11 Oct 2021 - 19 Oct 2021

Proposed Prices

The total contest budget is 42 kTON, whereby 38 kTON are allocated to the contestant awards and 4 kTON are allocated to the jury reward.

The contestant awards are distributed as follows:

  • Place 1 - 20 kTON
  • Place 2 - 12 kTON
  • Place 3 - 6 kTON

The Jury

The Jury shall be formed from acknowledged experts in the fields of security, smart contract audit, and formal verification fields, whereby:

  • Jurors whose team(s) intend to provide submissions in this contest shall lose their right to vote in this contest
  • Each juror shall vote by rating each submission on a scale of 0 to 10 (0 equalling rejection of the proposal); a juror may abstain from voting if they do not see themselves sufficiently qualified to judge such proposal
  • A juror that has voted on a submission shall provide detailed feedback on it

Jury Guidelines

  • The main goal of the jury is to check how the provided specification is accurate and full.
  • The specification is intended to be understandable for an average IT professional but at the same time it must be evident it’s relatively easy to convert it to the formal one
  • All the requirements mentioned above are considered as mandatory otherwise some points have to be taken from the corresponding application.

Jury Rewards

The total budget for jury rewards is 4 kTON.

This amount shall be distributed between jurors who have voted and provided feedback on submissions.

The proportion of the total budget assigned to a juror shall be defined according to the extent of this juror’s participation in the contest, i.e. the count of votes cast by this juror divided by the total votes cast count for this contest.

Procedural Limitations

  • Only one submission per contestant shall be accepted.

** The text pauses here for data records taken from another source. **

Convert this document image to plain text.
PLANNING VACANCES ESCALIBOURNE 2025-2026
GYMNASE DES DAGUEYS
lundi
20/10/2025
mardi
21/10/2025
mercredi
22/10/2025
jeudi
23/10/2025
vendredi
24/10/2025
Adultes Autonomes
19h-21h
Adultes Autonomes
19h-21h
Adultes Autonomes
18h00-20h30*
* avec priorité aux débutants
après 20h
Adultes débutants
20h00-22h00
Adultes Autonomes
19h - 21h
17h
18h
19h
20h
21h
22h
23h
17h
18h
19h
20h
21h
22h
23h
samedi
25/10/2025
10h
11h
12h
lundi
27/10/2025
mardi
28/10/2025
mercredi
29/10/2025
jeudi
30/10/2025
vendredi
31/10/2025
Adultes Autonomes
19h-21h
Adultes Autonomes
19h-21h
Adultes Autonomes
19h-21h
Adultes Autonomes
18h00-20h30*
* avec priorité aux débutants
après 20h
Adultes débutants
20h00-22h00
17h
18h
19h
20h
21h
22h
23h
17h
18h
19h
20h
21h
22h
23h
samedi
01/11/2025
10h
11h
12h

Multiple submissions, including but not limited to updated versions of the initial submission, are not allowed.
  • Submissions shall be made within the time frame defined above in the Contest Dates section. Late submissions shall be rejected by the Jury.
  • All submissions shall contain the contestant’s contact information (preferably a Telegram ID) to ensure that the jury can match the submission to the specific contestant. If such contact information is missing, the submission shall be rejected.
  • If the submission contains links to external material (reports on further work by the contestant), this material shall have the contestant’s contact details (preferably a Telegram ID), to ensure that the jury can match the material to the specific contestant. If such contact information is missing, the submission shall be rejected.

Disclaimer

Anyone can participate, but Free TON cannot distribute tokens to US citizens or US entities.